To put this into a tangible perspective, here’s a practical example of what this time gap means. Tyres for a car like the classic Ford Capri produced 30 or 40 years ago would be safe. Nothing much takes that size at the moment and when it comes to replicas of the OE fitment the law is pretty clear that these tyres are exempt from the new s-marking regulations. However when it comes to covers for the classic Mini, which ceased production around 1991, things are as clear as a rally winning Mini Cooper’s wheel-arch mud. And what about collectors that are seeking tyres specifically for their idiosyncratic squeal – which would almost certainly rule them out, according to the new law? Despite the fact 2001/43 comes into force just a couple of years before regulation 316 (that’s the 2012 labelling law) it moves the goal posts on what’s exempt on the grounds of being a classic car tyre by about a decade. This raises the question about a tyre that fits the aforementioned Mini, but wasn’t actually OE on the production line. Does this count as a tyre designed only to be fitted to vehicles registered for the first time before 1 October 1980? So, does this confusion in the market mean manufacturers will have to invest in new moulds and testing procedures to – ironically – bring some of these borderline vintage tyres up to date? The are two reasons why modifying vintage tyres in this way is objectionable. Because it goes against the ‘authentic parts on authentic vehicles’ philosophy of some collectors and secondly, because of the cost (financially, in terms of know-how, and certification) necessary for compliance. You see s-marking tyres is far more than adding an inverted ‘S’ to the sidewall mould. While this article doesn’t have the scope to focus on the exact details of these requirements, the new laws force the manufacturers to produce tyres to technological standards that just weren’t attainable using the tread patterns, tyre compounds and manufacturing technologies of yesteryear. For the same reason that a tyre produced today is between 20 and 50 per cent better in most respects (see radar chart) a tyre produced in 1976 cannot, for example, simply cannot achieve today’s sound standards without radical changes in tread design, rubber compounds and carcass construction.

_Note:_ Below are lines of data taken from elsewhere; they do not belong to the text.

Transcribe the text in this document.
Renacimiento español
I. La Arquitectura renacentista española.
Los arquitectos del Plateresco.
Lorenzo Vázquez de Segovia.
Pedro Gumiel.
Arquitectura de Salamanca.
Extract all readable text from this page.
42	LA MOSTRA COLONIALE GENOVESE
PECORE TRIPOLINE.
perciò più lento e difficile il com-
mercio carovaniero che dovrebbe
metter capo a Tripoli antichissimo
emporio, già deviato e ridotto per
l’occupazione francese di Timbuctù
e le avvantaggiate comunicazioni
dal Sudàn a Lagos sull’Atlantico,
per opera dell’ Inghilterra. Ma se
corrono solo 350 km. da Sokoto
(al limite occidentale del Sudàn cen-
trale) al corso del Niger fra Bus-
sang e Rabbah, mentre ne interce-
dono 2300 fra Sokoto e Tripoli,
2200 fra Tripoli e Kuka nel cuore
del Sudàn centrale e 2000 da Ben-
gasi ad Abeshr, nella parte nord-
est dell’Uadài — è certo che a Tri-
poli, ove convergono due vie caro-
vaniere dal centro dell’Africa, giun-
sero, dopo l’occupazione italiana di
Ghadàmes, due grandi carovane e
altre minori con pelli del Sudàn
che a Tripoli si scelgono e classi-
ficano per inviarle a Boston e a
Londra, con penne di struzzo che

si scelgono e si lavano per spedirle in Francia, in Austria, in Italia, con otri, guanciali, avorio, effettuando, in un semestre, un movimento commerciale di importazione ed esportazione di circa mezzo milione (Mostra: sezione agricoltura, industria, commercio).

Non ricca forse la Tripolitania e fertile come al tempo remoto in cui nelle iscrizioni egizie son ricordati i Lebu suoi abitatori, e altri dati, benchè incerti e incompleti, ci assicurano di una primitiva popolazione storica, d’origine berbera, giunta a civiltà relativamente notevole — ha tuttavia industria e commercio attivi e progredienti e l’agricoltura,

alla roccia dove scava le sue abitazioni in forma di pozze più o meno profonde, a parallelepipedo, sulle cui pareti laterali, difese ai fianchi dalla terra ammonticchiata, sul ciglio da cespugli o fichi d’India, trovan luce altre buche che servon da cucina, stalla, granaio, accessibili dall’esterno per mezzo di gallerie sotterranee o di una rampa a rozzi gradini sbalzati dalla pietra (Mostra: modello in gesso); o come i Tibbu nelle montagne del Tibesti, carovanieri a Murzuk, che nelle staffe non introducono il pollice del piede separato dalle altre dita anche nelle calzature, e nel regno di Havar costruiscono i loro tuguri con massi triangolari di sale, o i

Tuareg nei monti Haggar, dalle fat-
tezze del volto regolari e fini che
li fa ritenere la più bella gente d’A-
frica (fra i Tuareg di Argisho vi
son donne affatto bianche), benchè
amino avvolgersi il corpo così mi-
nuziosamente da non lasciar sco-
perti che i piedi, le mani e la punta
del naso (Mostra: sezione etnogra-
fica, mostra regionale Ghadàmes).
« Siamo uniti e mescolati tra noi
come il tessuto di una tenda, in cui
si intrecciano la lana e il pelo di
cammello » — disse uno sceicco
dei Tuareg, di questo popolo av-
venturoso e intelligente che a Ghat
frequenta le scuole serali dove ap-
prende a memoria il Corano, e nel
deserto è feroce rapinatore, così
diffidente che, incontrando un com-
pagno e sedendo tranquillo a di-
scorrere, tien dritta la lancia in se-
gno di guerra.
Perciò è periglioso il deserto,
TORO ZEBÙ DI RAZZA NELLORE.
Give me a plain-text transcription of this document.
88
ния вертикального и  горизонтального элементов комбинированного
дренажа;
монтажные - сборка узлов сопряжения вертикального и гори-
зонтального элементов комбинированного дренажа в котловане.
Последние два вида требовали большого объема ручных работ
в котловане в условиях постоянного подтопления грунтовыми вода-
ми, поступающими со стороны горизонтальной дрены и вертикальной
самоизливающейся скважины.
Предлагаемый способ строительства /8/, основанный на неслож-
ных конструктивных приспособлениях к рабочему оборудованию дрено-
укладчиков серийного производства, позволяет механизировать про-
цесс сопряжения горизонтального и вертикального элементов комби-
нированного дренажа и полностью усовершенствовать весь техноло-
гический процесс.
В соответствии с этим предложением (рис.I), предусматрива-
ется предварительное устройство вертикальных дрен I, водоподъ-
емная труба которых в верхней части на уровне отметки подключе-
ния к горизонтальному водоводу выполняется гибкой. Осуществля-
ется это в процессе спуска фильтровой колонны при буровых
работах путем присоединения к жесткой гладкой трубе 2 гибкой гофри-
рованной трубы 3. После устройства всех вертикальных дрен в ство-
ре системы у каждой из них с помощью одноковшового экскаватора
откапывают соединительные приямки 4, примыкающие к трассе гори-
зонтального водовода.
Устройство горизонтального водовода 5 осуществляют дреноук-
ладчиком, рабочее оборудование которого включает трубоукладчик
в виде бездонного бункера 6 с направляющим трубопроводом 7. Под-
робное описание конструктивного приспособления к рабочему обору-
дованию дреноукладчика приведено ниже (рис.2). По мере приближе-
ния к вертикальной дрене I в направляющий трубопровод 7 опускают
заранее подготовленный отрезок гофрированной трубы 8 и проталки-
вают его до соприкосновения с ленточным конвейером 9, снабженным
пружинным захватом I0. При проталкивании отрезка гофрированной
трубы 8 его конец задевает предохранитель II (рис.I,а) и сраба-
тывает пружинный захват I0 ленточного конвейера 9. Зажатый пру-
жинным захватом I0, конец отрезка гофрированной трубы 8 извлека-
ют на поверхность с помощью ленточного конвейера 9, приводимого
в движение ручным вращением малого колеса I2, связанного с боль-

And this brings us back to first point about authenticity, if all these changes are implemented, the tyre’s size (and perhaps white sidewalls) would be the only thing linking the product back to its ‘original’ fitment. So what options are left? T&A has it on good authority that the UK tyre market potentially has millions of apparently illegitimate tyres. That’s not to say they aren’t quite enough, they just don’t have the right markings. A fair few of these fall in the disputed vintage tyre category and for the reasons stated above the manufacturers are unlikely to overhaul these products’ designs so they conform to the new standards. This means classic mini, Golf owners could be forced off the roads at their next MOT when it becomes apparent that neither their current tyres, nor their replacements are s-marked. And with regard to wider market, either the rules have to be relaxed or tonnes of virgin rubber will have to be scrapped in the name of environmental noise regulations. At the time of going to press T&A learnt that a certain industry body is preparing to lobby government on the subject – the results of which will no-doubt have a marked effect on how the tyre trade proceeds. So, as we are certainly not lawyers and therefore in no position to give legal advice, T&A’s best suggestion is that you contact one of the select bunch of UK vintage tyre suppliers (you can count the members of this elite group on one hand) or even smaller collection of UK-based vintage tyre makers (literally just a couple – Dunlop and Cooper) regarding your supplies of antique, classic or retro rubber.